J’ai beaucoup de respect pour Maksim qui est un artiste de très haut niveau, à la fois acteur dramatique, il est aussi capable d’incarner un personnage humoristique. Son travail a aussi été salué à de nombreuses reprises par la presse et le monde du cinéma. Il a beaucoup travaillé au théâtre avec moi, Maksim est une véritable source d’inspiration pour perpétuellement faire évoluer mon personnage. Housch-ma-Housch aujourd’hui est évidemment bien différent de la figure d’il y a vingt ans, puisque depuis j’ai changé ma façon de travailler. Je me suis adapté aux époques et mon physique a lui aussi évolué. En 2005, j’avais les cheveux rasés sur le dessus du crâne, désormais je laisse mes cheveux poussés. Maksim travaille son personnage de clown comme un rôle de comédien au théâtre, tout en étant capable de jouer l’acteur au cinéma, c’est incroyable. Pour ma part, je suis naturel, je ne joue pas. C’est vraiment un tout autre labeur. Même si nous présentons à de multiple reprises notre numéro, le rendu sera toujours différent, car le public n’est jamais le même et au fur-et-à-mesure du temps notre personnage évolue, alors qu’au théâtre l’approche est différente. C’est plus efficace. C’est vraiment le secret selon moi, et c’est quelque chose de difficilement explicable, c’est avant tout un ressenti. Même si quelqu’un nous copie cela sera toujours différent car nous sommes uniques. Dans la vie réelle je suis plus sérieux, je fais moins le clown, mais tout dépend des situations. J’ai adoré mon expérience au Royal Palace de Kirrwiller, j’aimerais beaucoup revenir travailler dans ce magnifique écrin, l’environnement extérieur est aussi incroyable.

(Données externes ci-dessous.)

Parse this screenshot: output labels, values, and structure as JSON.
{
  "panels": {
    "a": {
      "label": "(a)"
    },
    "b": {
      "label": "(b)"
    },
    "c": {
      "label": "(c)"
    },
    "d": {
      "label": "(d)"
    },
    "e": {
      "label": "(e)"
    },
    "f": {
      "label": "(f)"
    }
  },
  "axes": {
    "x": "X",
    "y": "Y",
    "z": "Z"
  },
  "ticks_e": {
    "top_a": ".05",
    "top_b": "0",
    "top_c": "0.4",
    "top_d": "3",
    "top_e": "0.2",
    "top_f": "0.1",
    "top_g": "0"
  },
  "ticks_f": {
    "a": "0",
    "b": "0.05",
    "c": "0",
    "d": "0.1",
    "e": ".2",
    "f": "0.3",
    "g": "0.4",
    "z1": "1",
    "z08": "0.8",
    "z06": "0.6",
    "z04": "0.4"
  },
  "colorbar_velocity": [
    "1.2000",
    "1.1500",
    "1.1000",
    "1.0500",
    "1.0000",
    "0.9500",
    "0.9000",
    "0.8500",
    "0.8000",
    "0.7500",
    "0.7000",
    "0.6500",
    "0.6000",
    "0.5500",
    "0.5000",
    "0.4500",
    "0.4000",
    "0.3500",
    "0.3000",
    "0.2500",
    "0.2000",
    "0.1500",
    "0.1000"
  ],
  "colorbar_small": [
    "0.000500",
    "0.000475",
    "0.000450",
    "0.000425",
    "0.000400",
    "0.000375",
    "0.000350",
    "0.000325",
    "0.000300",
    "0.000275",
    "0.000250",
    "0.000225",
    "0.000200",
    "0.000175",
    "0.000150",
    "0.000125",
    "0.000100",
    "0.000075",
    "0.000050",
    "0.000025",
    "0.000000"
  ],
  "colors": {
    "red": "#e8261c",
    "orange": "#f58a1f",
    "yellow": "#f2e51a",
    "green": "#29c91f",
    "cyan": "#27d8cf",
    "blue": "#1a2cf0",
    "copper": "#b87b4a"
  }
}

Avez-vous déjà travaillé avec les magiciens Voronin et Otto Wessely ?
J’ai beaucoup travaillé avec Otto, notamment pour des spectacles que j’organisais. Avec Voronin, j’ai eu l’opportunité de jouer en Ukraine en 2020, mais aussi avec un ami jongleur Viktor Kee qui a longtemps travaillé au Cirque du Soleil jusqu’en 2016, puis au cirque Knie en 2018. Récemment encore, j’ai participé à une tournée de trois semaines en Espagne, c’était une expérience incroyable me permettant de joindre l’utile à l’agréable en visitant les différentes villes espagnoles avec ma famille.

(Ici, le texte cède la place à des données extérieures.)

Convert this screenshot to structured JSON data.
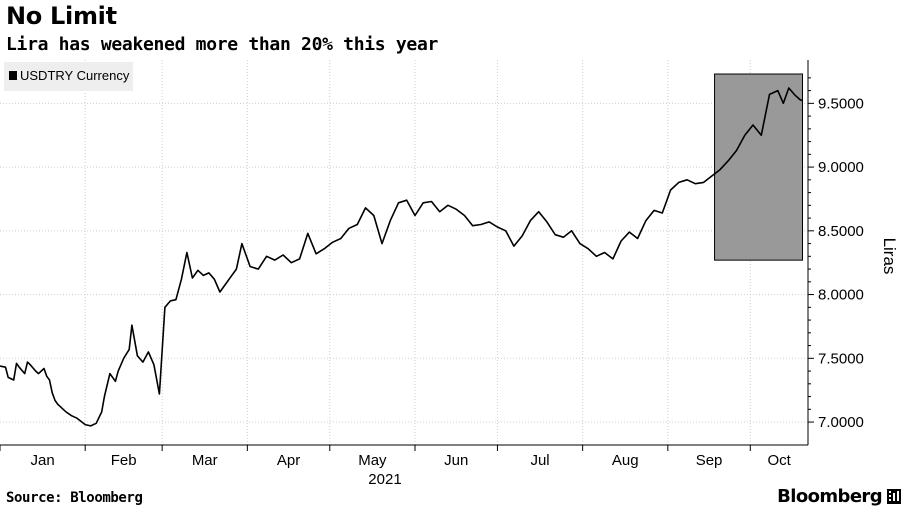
{
  "header": {
    "title": "No Limit",
    "subtitle": "Lira has weakened more than 20% this year"
  },
  "footer": {
    "source": "Source: Bloomberg",
    "brand": "Bloomberg"
  },
  "chart_data": {
    "type": "line",
    "legend": {
      "label": "USDTRY Currency",
      "placement": "top-left"
    },
    "ylabel": "Liras",
    "ylim": [
      6.82,
      9.84
    ],
    "yticks": [
      7.0,
      7.5,
      8.0,
      8.5,
      9.0,
      9.5
    ],
    "ytick_labels": [
      "7.0000",
      "7.5000",
      "8.0000",
      "8.5000",
      "9.0000",
      "9.5000"
    ],
    "y_axis_side": "right",
    "grid": true,
    "x_year_label": "2021",
    "x_months": [
      "Jan",
      "Feb",
      "Mar",
      "Apr",
      "May",
      "Jun",
      "Jul",
      "Aug",
      "Sep",
      "Oct"
    ],
    "xlim": [
      "2021-01-01",
      "2021-10-22"
    ],
    "highlight_range": {
      "x_start": "2021-09-18",
      "x_end": "2021-10-20",
      "y_low": 8.27,
      "y_high": 9.73
    },
    "colors": {
      "line": "#000000",
      "highlight": "#999999",
      "legend_bg": "#eeeeee"
    },
    "series": [
      {
        "name": "USDTRY Currency",
        "x": [
          "2021-01-01",
          "2021-01-03",
          "2021-01-04",
          "2021-01-06",
          "2021-01-07",
          "2021-01-08",
          "2021-01-10",
          "2021-01-11",
          "2021-01-12",
          "2021-01-14",
          "2021-01-15",
          "2021-01-17",
          "2021-01-18",
          "2021-01-19",
          "2021-01-20",
          "2021-01-21",
          "2021-01-22",
          "2021-01-25",
          "2021-01-27",
          "2021-01-29",
          "2021-02-01",
          "2021-02-03",
          "2021-02-05",
          "2021-02-07",
          "2021-02-08",
          "2021-02-10",
          "2021-02-12",
          "2021-02-13",
          "2021-02-15",
          "2021-02-17",
          "2021-02-18",
          "2021-02-20",
          "2021-02-22",
          "2021-02-24",
          "2021-02-26",
          "2021-02-28",
          "2021-03-02",
          "2021-03-04",
          "2021-03-06",
          "2021-03-08",
          "2021-03-10",
          "2021-03-12",
          "2021-03-14",
          "2021-03-16",
          "2021-03-18",
          "2021-03-20",
          "2021-03-22",
          "2021-03-24",
          "2021-03-26",
          "2021-03-28",
          "2021-03-30",
          "2021-04-02",
          "2021-04-05",
          "2021-04-08",
          "2021-04-11",
          "2021-04-14",
          "2021-04-17",
          "2021-04-20",
          "2021-04-23",
          "2021-04-26",
          "2021-04-29",
          "2021-05-02",
          "2021-05-05",
          "2021-05-08",
          "2021-05-11",
          "2021-05-14",
          "2021-05-17",
          "2021-05-20",
          "2021-05-23",
          "2021-05-26",
          "2021-05-29",
          "2021-06-01",
          "2021-06-04",
          "2021-06-07",
          "2021-06-10",
          "2021-06-13",
          "2021-06-16",
          "2021-06-19",
          "2021-06-22",
          "2021-06-25",
          "2021-06-28",
          "2021-07-01",
          "2021-07-04",
          "2021-07-07",
          "2021-07-10",
          "2021-07-13",
          "2021-07-16",
          "2021-07-19",
          "2021-07-22",
          "2021-07-25",
          "2021-07-28",
          "2021-07-31",
          "2021-08-03",
          "2021-08-06",
          "2021-08-09",
          "2021-08-12",
          "2021-08-15",
          "2021-08-18",
          "2021-08-21",
          "2021-08-24",
          "2021-08-27",
          "2021-08-30",
          "2021-09-02",
          "2021-09-05",
          "2021-09-08",
          "2021-09-11",
          "2021-09-14",
          "2021-09-17",
          "2021-09-20",
          "2021-09-23",
          "2021-09-26",
          "2021-09-29",
          "2021-10-02",
          "2021-10-05",
          "2021-10-08",
          "2021-10-11",
          "2021-10-13",
          "2021-10-15",
          "2021-10-17",
          "2021-10-19",
          "2021-10-20"
        ],
        "values": [
          7.44,
          7.43,
          7.35,
          7.33,
          7.46,
          7.43,
          7.38,
          7.47,
          7.45,
          7.4,
          7.38,
          7.42,
          7.36,
          7.33,
          7.23,
          7.17,
          7.14,
          7.08,
          7.05,
          7.03,
          6.98,
          6.97,
          6.99,
          7.08,
          7.2,
          7.38,
          7.32,
          7.4,
          7.5,
          7.57,
          7.76,
          7.52,
          7.47,
          7.55,
          7.45,
          7.22,
          7.9,
          7.95,
          7.96,
          8.12,
          8.33,
          8.13,
          8.19,
          8.15,
          8.17,
          8.12,
          8.02,
          8.08,
          8.14,
          8.2,
          8.4,
          8.22,
          8.2,
          8.3,
          8.27,
          8.31,
          8.25,
          8.28,
          8.48,
          8.32,
          8.36,
          8.41,
          8.44,
          8.52,
          8.55,
          8.68,
          8.62,
          8.4,
          8.58,
          8.72,
          8.74,
          8.62,
          8.72,
          8.73,
          8.65,
          8.7,
          8.67,
          8.62,
          8.54,
          8.55,
          8.57,
          8.53,
          8.5,
          8.38,
          8.46,
          8.58,
          8.65,
          8.57,
          8.47,
          8.45,
          8.5,
          8.4,
          8.36,
          8.3,
          8.33,
          8.28,
          8.42,
          8.49,
          8.44,
          8.58,
          8.66,
          8.64,
          8.82,
          8.88,
          8.9,
          8.87,
          8.88,
          8.93,
          8.98,
          9.05,
          9.13,
          9.25,
          9.33,
          9.25,
          9.57,
          9.6,
          9.5,
          9.62,
          9.57,
          9.53,
          9.52
        ]
      }
    ]
  }
}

Vous avez aussi pratiqué un peu le Quick change avec le duo Sos & Petrosyan au Royal Palace ?
Effectivement, nous avons pris beaucoup de plaisir à mélanger humour et Quick change pour nourrir nos réseaux sociaux et ainsi communiquer plus facilement. Nous échangions beaucoup sur nos numéros respectifs, trois minutes avant d’entrer sur scène j’effectuais souvent des petits changements suite à nos discussions. L’ambiance familiale entre tous les artistes était vraiment propice à la création artistique.
Vous utilisez beaucoup la magie dans vos numéros, comme cette plume qui écrit toute seule lors de votre seul en scène au théâtre Dejazet, une bougie qui s’allume soudainement, etc. ? Expliquez-nous un peu plus ces tours ? Êtes-vous aussi féru de magie ?
C’est une très longue histoire. Lorsque j’habitais à Kiev, j’étais très proche de Victor Voitko, nous étions amis et nous avions beaucoup travaillé ensemble au cabaret. Il était magicien aussi, le numéro avec le lapin par exemple était son idée, puis j’ai conservé cet effet pour mon spectacle. Suite à cette rencontre, j’ai fait la rencontre d’un autre magicien qui m’a permis de continuer à affiner mon tour et ma présentation. Toutefois, je n’aime pas utiliser simplement des tours, il s’agit avant tout de raconter une histoire en saupoudrant le tout de quelques effets magiques. La magie est avant tout au service de l’histoire que je raconte.
Vous faites aussi apparaître plusieurs mains et un pistolet d’une cape digne de Sherlock Holmes. Cet effet magique, n’est pas sans rappeler le numéro de la magicienne allemande Alana Moehlmann, vous êtes-vous inspiré de cette artiste ?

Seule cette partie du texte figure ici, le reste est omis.